Mike and I were talking about genres the other day. The conversation went something like this:
"I was thinking about writing a post about genres," Mike said. He sat at his desk at work. We work at a concrete and soils lab, and his office is a marvelous room with a large desk. The desk faces the door, but the chair that I sit in when I stop in to chat faces a huge window. The sunlight waned on the cold afternoon.
"Good idea," I said, or something like that. "What do you want to talk about?" Mike and I often have these conversations about blog topics.
"That's the problem," Mike said. "People just choose the genre they like to read and write in that genre."
"Yeah, you're right, but that's not necessarily the best way to do it." About this time, I saw an African-American man walk outside to smoke. I have seen him before, and the cold temperature of the brutal Indiana weather drove him inside his car.
"People just write the genre they like." I watched the man sit in his car. Mike and I talked for awhile, and the man outside continued to sit in his car. He was talking on a phone, leaning against the window and putting his hand to the side of his face.

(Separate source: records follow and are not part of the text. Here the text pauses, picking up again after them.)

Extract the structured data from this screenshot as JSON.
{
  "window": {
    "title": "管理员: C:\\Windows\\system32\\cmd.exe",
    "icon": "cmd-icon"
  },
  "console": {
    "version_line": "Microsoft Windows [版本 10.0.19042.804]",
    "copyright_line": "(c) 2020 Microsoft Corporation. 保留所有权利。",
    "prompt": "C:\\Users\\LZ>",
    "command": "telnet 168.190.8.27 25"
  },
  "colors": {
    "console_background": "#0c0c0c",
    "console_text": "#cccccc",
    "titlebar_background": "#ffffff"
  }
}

He stroked his rough face. I couldn't see his expression.
I wondered if the man outside was saying sweet things to his girlfriend. Maybe he was making last minute arrangements with a hit man to off his wife. Maybe he was ordering parts to build a time machine.
Here I sort of went off on a stupid tirade about genres. I do this a lot with Mike, and he has the patience to listen to me babble. I said something about how I don't think this is the best way to choose the area to write in. Sure, we all have genres, and we all have the types of books that we tend to read, but we can get stuck in the formulas of the typical genre.
This may be one of the hardest lessons I have learned: to break away from what I am most comfortable. I started with the strangely undefinable (and yes, all genres are generally undefinable and stupidly generalized, but that is a discussion for another post) experimental fiction. After I realized how much I needed to expand my skills, I wrote a sort of urban fantasy. Then, I wrote a couple more fiction and went to science fiction.
Now romance.
My point is this: the expected parameters of a romance are not something that appeal to me much--the woman, needing something more, finding what she needs in love (and probably sex), and conflicting relationship issues. I'm a bit of a cynic and realist, and the lines of sensibility and the novels of manners are more intriguing to me--but I'm about to go on a tangent. Pulling the sensibility and manners into a modern romance are challenging and interesting, and I believe that writing in a different genre allows you to visit this world with fresh eyes and a new take on the traditional expectations.
The man outside still spoke on the phone when I left Mike's office. I smiled. I wondered what kind of genre his story might be.